Kenough

Kirche in 1Live | 10.02.2024 | 00:00 Uhr

„I am Kenough“ steht auf dem

T-Shirt. Hab ich meiner besten Freundin geschenkt. Weil wir zusammen in dem

Kinofilm Barbie waren. Da stand dieser Slogan auf dem Sweater von Barbies

Freund Ken. „I am Kenough“. Das kann man

vielleicht übersetzen mit: Ich bin genug. Oder: So wie ich bin ist’s gut.

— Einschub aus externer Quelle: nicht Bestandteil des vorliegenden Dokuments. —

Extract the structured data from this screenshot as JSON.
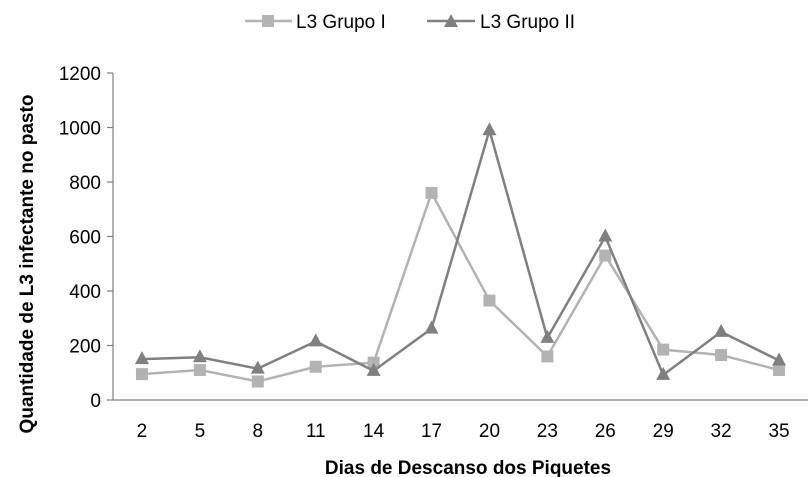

Ende Januar hat die „Academy

of Motion Picture Arts and Sciences“ für einen kleinen Aufreger gesorgt. – Das

sind die, die entscheiden, wer einen Oscar bekommt. – Der Film Barbie ist für

ein paar Oscars nominiert. Unter anderem für die beste männliche Nebenrolle:

Ken. Barbie selbst – also die Schauspielerin Margot Robbie – ist nicht

nominiert. In der Academy heißt es wohl: „I am Kenough“ – Ken reicht doch.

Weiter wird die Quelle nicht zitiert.